Ned Price said Obama's administration "worked through every avenue" to secure the release of University of Virginia student Otto Warmbier.
Price added that Obama's efforts to reunite Warmbier with his family in the U.S. never ceased.
UPDATE 3:08 p.m. EST:
Dr. Daniel Kanter of the University of Cincinnati Medical Center described Otto Warmbier's neurological condition as "unresponsive wakefulness" at a press conference Thursday afternoon.
Warmbier requires no supplemental oxygen and seems well nourished, but is not able to understand his surroundings. Kanter said there have been no signs of botulism, and there are still a lot of questions regarding what happened to Warmbier while detained in North Korea.
UPDATE 2:20 p.m. EST:
Otto Warmbier's father Fred Warmbier expressed anger at North Korea on Thursday that his son was "so brutally treated for so long."

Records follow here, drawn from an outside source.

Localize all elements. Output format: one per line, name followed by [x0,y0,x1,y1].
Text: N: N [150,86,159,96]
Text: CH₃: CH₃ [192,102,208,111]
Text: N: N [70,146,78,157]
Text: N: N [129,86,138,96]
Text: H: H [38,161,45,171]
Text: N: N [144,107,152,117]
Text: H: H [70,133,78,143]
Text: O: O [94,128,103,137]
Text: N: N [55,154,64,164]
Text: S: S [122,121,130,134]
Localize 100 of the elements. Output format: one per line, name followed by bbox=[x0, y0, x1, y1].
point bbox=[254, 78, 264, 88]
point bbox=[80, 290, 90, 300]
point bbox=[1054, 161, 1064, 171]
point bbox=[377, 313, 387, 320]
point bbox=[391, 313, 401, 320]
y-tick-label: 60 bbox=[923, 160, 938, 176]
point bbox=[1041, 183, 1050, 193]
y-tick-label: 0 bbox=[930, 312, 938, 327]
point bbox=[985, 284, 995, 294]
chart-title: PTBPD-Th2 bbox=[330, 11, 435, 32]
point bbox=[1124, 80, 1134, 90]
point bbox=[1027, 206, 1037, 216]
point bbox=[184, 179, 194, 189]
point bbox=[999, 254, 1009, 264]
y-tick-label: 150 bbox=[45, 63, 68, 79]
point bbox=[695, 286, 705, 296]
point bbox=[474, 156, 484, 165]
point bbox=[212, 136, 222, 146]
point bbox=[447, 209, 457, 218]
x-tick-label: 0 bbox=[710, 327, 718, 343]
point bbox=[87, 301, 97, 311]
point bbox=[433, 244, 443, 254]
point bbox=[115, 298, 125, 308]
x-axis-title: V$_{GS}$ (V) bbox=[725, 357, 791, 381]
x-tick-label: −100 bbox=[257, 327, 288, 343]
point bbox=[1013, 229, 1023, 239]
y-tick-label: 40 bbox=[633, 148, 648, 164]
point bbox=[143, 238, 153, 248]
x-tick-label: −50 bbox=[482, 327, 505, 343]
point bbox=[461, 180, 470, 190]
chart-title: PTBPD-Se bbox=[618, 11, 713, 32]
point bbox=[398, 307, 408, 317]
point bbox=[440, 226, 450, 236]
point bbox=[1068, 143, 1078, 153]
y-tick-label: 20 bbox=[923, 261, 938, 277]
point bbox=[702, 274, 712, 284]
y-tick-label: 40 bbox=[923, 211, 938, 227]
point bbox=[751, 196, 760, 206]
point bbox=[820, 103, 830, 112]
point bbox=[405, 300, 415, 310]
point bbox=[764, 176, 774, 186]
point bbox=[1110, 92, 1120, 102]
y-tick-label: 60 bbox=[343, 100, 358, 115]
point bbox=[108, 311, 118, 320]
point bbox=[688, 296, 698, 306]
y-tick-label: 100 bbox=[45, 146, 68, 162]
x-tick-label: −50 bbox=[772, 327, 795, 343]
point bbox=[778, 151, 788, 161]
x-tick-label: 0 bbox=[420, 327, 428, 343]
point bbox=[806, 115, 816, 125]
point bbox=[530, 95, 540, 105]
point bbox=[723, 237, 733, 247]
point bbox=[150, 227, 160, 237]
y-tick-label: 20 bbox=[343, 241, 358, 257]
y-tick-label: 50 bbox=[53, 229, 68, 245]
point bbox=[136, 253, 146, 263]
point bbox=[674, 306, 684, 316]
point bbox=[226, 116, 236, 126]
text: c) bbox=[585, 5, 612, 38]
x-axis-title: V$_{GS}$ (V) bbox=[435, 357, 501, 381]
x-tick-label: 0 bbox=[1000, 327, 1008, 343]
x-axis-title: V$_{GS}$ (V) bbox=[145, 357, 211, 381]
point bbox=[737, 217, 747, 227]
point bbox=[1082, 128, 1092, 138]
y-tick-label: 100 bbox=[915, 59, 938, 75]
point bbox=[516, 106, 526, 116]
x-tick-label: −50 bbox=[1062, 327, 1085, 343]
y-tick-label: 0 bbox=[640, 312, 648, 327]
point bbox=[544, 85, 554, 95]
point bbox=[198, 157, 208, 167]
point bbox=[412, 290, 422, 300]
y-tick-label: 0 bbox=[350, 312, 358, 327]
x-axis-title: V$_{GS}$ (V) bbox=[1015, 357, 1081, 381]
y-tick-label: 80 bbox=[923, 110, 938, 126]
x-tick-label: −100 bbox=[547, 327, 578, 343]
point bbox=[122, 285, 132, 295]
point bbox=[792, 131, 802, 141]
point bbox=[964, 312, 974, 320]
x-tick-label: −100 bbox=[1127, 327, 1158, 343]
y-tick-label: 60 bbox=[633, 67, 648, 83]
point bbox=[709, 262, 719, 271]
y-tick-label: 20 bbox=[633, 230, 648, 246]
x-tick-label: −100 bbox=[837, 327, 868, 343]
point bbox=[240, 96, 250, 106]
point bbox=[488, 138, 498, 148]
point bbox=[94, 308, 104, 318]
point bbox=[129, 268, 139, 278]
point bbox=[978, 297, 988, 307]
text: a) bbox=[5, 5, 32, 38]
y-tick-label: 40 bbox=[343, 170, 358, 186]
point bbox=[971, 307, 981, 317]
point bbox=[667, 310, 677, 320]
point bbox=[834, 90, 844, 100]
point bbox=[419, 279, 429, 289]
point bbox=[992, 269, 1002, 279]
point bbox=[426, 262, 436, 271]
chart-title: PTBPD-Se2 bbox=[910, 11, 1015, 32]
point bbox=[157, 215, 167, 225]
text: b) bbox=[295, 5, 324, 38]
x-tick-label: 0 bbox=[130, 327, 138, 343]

Speaking at the high school Otto Warmbier attended and wearing the coat his son wore during his trial in North Korea last year, Fred Warmbier said it was "bittersweet" having his son home given his condition, but that he was relieved that he was "now home in the arms of those who love him."
UPDATE 10:38 a.m. EST:
Otto Warmbier, the U.S. college student released this week by North Korea, suffered a "severe neurological injury," the Associated Press reported.
Kelly Martin, spokeswoman for the University of Cincinnati Medical Center, said Warmbier is in stable condition. He arrived at the hospital two days ago.
Warmbier's father, Fred Warmbier, said he doesn't believe North Korea's explanation that his son's coma was the result of botulism and a sleeping pill.
ORIGINAL STORY: North Korea said it released U.S. student Otto Warmbier for humanitarian reasons, Reuters reported.
Warmbier was sentenced in March to 15 years of hard labor after he was found guilty in a North Korean court of stealing a poster with a propaganda slogan. The University of Virginia student served 17 months before he was medically evacuated to the United States.
His parents -- who are expected to hold a press conference in Ohio on Thursday -- told the press that he arrived in a state of coma.
North Korea's KCNA news agency released a statement following Warmbier's release. "Under a decision by the DPRK Central Court of June 13, American citizen Otto Warmbier who was serving a sentence of labor was returned on June 13 on humanitarian grounds," KCNA said.
Warmbier's family told the Washington Post that North Korean officials claimed their son became ill from botulism after his trial and fell into a coma after taking a sleeping pill.